Shá Cage on Kirby and her career


Shá Cage is a singular presence in Twin Cities arts scene. Indeed, from her base here, the skilled actor, recognized playwright and stellar spoken word artist, is internationally accomplished. She has acted at Pangea World Theater, Theatre de la Jeune Lune and Frank Theatre, wrote Famous Amos (directed by Kim Hines at Illusion Theatre), the true telling of a homophobic hate crime and criss-crosses the globe performing spoken word in L.A., London, Paris and beyond. As well, she owns and operates Minnesota Spoken Word Association (MNSWA) with her intimate — wordsmith and actor e.g. bailey, who has solidly established a name of his own. MNSWA founded and administers the talent agency TruRuts Endeavors, the film company Tru Life Films and Speakeasy Records which features celebrated firebrand Truthmaze and released Sha’s recording debut, Amber People in June. There’s much more, but you get the idea. Currently, she is at History Theatre (St. Paul) through Nov. 4, in Syl Jones’ Kirby, taken from the life of Minnesota Twins immortal Kirby Puckett She spoke with Dwight Hobbes for Twin Cities Daily Planet.

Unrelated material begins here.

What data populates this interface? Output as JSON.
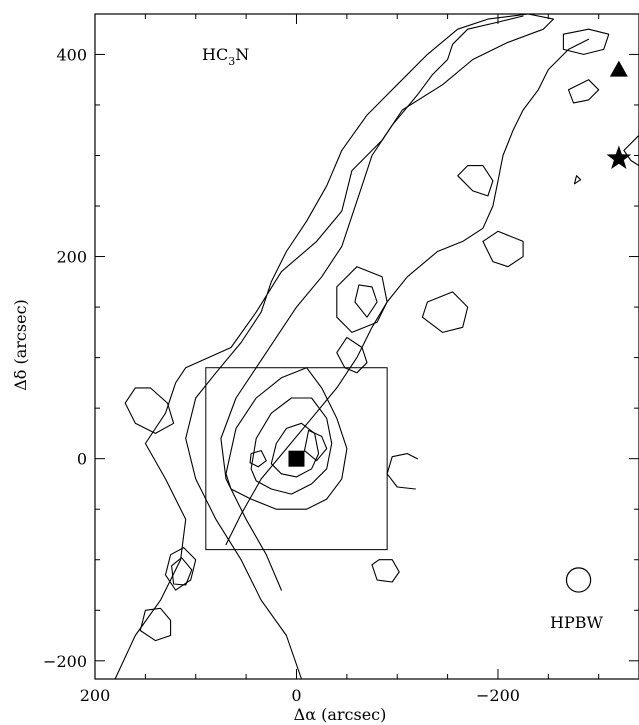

DWIGHT HOBBES: Who are you in “Kirby”?
SHA CAGE: I primarily play Kirby’s wife, but [it’s] a dual part which has me also portraying his mother Catherine. The sexy and slightly attitudinal voice you hear from the house is also moi. His mother colors the picture at the beginning of his career as it relates to his ambition, his love for the sport and the web of love and support he was raised around. His wife paints the canvass mid-career to end of the career. Through her, we see both of their fears, his vulnerability, his depression years and the struggles they had inside and outside the public’s eye.

DH: Has doing this character given you any opportunity to strengthen your craft?
CAGE: Absolutely. Acting is an art form that is always pushing and inquiring. It’s always asking questions and demanding honest answers. Playing Kirby’s wife — and mother — has taught me a lot about focus.

DH: You’re not much a sports nut, are you? What’s being in a play about a baseball player mean to you?
CAGE: Actually, I am a bit sweet on some sports. Basketball and football in particular. My brother was an athlete most of his life and I attend a huge percentage of my nephews little league games. I’m the crazy aunt on the sideline that screams and shouts at the referee. The play has definitely piqued my interest in [baseball] and the admiration of the sport as a whole. The way Syl writes the play makes me feel as if I’ve been missing out on something big. More than anything, I think it brings home Kirby’s deep unfledged love for this incredible sport and his ability to defy the odds. There’s something that’s truly amazing about that! Even for a non-baseball fan.

DH: How different do you find acting in a script from performing spoken word?
CAGE: I find the two quite similar. My ability as a Spoken Word poet are hugely strengthened by my acting training, from breath control to projection to performance qualities. The largest difference is that most scripts require that I become someone else to bring that story to life, whereas with 90% of my Spoken Word performances, I am the writer and am telling stories. There’s a different type of vulnerability in Spoken Word.

DH: You’re so successful with MNSWA and Tru Ruts. Why do keep returning to acting?
CAGE: Because it’s my first love. I can’t imagine myself not being able to act. Frankly, doing plays and film work informs the other work I do through MNSWA and Tru Ruts performances. At the end of the day it’s about craft right? About fine tuning and shaping and sculpting new parts of yourself that you can stand back and look at and smile. It’s funny, but that’s how I feel after each play I do.

DH: You’re working in this cast with a veritable living legend, Terry Bellamy. How’s that feel?
CAGE: Terry’s the man!. He’s always full of great advice, laughter, and of course talent. It’s been great to work with him and observe how he approaches his character with fierce
commitment. I love his energy.

DH: What’s next?
CAGE: I’ll be featured on the BET Awards on October 14. As well, a Spoken Word spot I did with e.g.bailey for Target is running at this time and again on CBS. Then I’ll be doing some traveling through the end of the year. Back to England for a week, then to Kenya where a satellite program of the MN Spoken Word Association has been launched. On Nov. 10th I’m curating a show at the Minneapolis Central Library titled “I Could Not Live at Home” which raises awareness about youth that live on the streets or outside of home. Outside of finishing a play titled “Women & War” with Mama Mosaic, I’ll of course continue writing, performing, youth-work and listening to what the wind whispers in my ear.